Per anni il delitto di Chiara Poggi è stato raccontato attraverso testimonianze, ricostruzioni e polemiche. Oggi il terreno di scontro è cambiato. A confrontarsi non sono più soltanto pubblici ministeri e avvocati, ma genetisti, dattiloscopisti, medici legali, criminologi e consulenti informatici. Il processo mediatico lascia progressivamente spazio a quello scientifico, dove ogni conclusione viene contestata da una relazione tecnica di segno opposto. È il motivo per cui, nonostante la chiusura delle indagini, la Procura ha deciso di non fermarsi.

Le consulenze della difesa smontano punto per punto l’accusa

La strategia degli avvocati Angela Taccia e Liborio Cataliotti è chiara: contestare ogni pilastro dell’impianto accusatorio. Secondo le consulenze depositate, il Dna attribuito ad Andrea Sempio sotto le unghie di Chiara Poggi sarebbe un dato “fragile” e non individualizzante; l’impronta palmare 33 non sarebbe attribuibile con certezza all’indagato né riconducibile all’azione omicidiaria; i soliloqui registrati nell’auto non avrebbero natura confessoria ma deriverebbero da discussioni seguite sui social, in televisione e nei podcast; perfino la misura del piede renderebbe incompatibile Sempio con l’impronta lasciata sulla scena del crimine. Una controffensiva costruita per mettere in discussione l’intero impianto accusatorio.

La Procura non arretra e rilancia

La risposta degli inquirenti è arrivata quasi subito. Il procuratore Fabio Napoleone ha disposto ulteriori accertamenti, incaricando i consulenti del pubblico ministero di esaminare nel dettaglio le relazioni presentate dalla difesa e di verificarne rigore metodologico e attendibilità scientifica. I termini delle indagini, infatti, restano aperti fino al 28 settembre, consentendo nuovi approfondimenti prima delle decisioni definitive. È un passaggio che molti osservatori interpretano come il segnale della volontà della Procura di consolidare ulteriormente il quadro probatorio prima dell’eventuale richiesta di rinvio a giudizio.

Il vero processo si giocherà tra gli esperti

È proprio questo il punto che divide giuristi e addetti ai lavori. Da una parte c’è chi ritiene che la mole di consulenze difensive abbia aperto interrogativi destinati a incidere profondamente sul procedimento. Dall’altra c’è chi osserva che il deposito di relazioni di parte rappresenta una fase fisiologica di qualunque indagine complessa e che spetterà al giudice stabilire quali conclusioni risultino realmente sostenute dai dati scientifici. In altre parole, non basterà affermare che una consulenza è più convincente di un’altra. Occorrerà dimostrarlo.

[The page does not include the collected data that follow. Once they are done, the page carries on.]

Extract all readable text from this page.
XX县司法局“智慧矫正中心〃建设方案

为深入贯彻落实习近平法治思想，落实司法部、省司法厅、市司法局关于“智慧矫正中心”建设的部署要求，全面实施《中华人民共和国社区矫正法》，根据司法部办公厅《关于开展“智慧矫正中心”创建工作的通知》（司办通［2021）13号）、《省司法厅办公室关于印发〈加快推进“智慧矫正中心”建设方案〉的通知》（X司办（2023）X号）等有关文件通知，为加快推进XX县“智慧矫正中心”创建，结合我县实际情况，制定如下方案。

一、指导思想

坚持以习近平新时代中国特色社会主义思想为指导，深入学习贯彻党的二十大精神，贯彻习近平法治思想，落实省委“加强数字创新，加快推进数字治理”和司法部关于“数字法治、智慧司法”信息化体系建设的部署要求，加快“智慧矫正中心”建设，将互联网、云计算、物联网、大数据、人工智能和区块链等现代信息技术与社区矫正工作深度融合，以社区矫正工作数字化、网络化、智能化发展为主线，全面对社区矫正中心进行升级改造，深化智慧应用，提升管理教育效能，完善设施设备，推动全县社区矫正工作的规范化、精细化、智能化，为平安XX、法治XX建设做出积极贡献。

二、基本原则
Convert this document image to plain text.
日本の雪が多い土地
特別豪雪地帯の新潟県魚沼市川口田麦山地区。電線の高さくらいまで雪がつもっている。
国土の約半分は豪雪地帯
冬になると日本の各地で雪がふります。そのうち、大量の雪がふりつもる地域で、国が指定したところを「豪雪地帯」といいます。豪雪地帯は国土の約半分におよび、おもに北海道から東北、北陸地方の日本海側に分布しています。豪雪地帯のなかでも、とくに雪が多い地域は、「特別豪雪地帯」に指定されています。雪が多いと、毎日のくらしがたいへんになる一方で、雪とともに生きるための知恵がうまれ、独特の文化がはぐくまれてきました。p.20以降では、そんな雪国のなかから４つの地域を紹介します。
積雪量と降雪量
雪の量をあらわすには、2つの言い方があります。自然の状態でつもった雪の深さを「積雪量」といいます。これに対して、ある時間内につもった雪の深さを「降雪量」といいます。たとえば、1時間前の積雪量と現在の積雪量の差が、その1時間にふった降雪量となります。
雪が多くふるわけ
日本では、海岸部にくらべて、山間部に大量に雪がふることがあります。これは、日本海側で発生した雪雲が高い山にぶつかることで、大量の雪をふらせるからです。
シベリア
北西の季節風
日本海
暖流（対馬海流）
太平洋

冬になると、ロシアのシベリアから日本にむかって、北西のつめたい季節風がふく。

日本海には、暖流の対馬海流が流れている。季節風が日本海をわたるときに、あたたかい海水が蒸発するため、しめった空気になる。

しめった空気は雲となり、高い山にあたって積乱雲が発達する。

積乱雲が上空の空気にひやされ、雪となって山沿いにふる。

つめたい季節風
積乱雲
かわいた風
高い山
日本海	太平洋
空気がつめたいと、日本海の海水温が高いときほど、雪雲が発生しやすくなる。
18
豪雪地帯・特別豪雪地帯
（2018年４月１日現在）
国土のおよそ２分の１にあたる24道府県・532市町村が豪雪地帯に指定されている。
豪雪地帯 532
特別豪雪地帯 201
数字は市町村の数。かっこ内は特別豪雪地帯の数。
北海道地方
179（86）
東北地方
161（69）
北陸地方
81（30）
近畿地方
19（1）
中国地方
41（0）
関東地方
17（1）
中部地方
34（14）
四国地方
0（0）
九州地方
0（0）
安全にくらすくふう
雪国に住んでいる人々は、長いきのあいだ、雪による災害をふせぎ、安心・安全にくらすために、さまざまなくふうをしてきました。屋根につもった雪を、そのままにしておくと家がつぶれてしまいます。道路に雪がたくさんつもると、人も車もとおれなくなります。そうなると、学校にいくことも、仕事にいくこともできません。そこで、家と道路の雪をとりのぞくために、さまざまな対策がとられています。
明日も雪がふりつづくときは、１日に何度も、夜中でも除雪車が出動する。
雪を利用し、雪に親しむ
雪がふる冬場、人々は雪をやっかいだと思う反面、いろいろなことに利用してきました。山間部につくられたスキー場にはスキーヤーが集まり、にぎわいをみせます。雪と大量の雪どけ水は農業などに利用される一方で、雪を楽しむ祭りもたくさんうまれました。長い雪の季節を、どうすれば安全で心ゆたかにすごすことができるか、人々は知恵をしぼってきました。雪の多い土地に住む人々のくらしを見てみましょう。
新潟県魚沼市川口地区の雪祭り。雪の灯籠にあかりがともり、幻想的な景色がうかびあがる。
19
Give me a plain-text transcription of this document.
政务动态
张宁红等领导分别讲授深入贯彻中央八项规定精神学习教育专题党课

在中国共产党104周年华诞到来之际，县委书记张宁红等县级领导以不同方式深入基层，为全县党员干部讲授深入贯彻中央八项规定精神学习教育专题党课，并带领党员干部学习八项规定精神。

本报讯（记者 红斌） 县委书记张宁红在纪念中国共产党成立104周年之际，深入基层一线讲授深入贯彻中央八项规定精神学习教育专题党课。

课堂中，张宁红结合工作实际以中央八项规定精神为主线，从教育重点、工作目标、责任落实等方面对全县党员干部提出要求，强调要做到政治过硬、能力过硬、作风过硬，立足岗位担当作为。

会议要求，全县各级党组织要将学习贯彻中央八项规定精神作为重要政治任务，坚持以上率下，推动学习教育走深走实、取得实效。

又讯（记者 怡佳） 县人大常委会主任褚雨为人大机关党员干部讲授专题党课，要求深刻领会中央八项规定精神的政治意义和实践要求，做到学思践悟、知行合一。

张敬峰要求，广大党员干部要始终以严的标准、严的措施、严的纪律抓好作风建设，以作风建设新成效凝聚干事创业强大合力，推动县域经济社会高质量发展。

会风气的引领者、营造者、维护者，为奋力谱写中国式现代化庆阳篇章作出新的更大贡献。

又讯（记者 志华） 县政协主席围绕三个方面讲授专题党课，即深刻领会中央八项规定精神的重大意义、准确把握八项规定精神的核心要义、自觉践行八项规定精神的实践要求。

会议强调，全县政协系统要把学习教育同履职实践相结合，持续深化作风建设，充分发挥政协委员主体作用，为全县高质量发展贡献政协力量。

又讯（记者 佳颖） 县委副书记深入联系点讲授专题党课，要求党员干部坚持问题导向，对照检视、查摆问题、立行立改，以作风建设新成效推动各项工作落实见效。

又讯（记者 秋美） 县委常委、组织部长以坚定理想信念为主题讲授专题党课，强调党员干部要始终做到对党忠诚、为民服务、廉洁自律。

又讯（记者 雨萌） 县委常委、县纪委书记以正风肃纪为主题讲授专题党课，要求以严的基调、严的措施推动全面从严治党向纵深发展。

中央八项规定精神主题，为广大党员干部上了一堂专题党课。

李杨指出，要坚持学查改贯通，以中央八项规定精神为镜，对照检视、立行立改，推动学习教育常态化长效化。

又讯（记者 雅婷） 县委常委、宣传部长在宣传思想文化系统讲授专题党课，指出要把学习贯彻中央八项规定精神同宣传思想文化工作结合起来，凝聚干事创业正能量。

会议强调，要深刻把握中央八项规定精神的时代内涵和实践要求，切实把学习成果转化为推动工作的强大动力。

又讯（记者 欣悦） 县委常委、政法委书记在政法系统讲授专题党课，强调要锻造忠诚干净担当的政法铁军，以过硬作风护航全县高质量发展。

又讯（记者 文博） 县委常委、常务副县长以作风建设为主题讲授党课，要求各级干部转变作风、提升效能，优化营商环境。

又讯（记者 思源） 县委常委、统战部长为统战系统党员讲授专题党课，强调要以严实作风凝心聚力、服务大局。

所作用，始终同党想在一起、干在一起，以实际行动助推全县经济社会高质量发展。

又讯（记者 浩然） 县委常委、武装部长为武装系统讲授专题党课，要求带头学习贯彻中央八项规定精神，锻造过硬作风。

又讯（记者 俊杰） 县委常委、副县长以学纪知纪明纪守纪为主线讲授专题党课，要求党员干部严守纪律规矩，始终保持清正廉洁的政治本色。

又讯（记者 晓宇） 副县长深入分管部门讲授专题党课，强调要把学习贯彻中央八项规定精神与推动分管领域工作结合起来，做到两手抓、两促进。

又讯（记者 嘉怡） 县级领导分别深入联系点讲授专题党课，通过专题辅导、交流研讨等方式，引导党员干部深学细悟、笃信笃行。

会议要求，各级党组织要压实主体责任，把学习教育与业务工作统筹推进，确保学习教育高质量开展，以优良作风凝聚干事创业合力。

Settembre sarà il mese decisivo

La scadenza del 28 settembre rappresenta il prossimo passaggio chiave dell’inchiesta. Entro quella data la Procura completerà le verifiche sulle consulenze difensive e dovrà decidere se procedere con la richiesta di rinvio a giudizio oppure compiere ulteriori approfondimenti.

Per questo motivo, al di là del clamore mediatico, la partita più importante non si gioca più nei talk show o sui social network. Si gioca nelle relazioni tecniche, nei laboratori e nelle consulenze specialistiche. È lì che si deciderà se l’impianto accusatorio riuscirà a resistere alla controffensiva della difesa oppure se alcune delle sue basi dovranno essere riviste.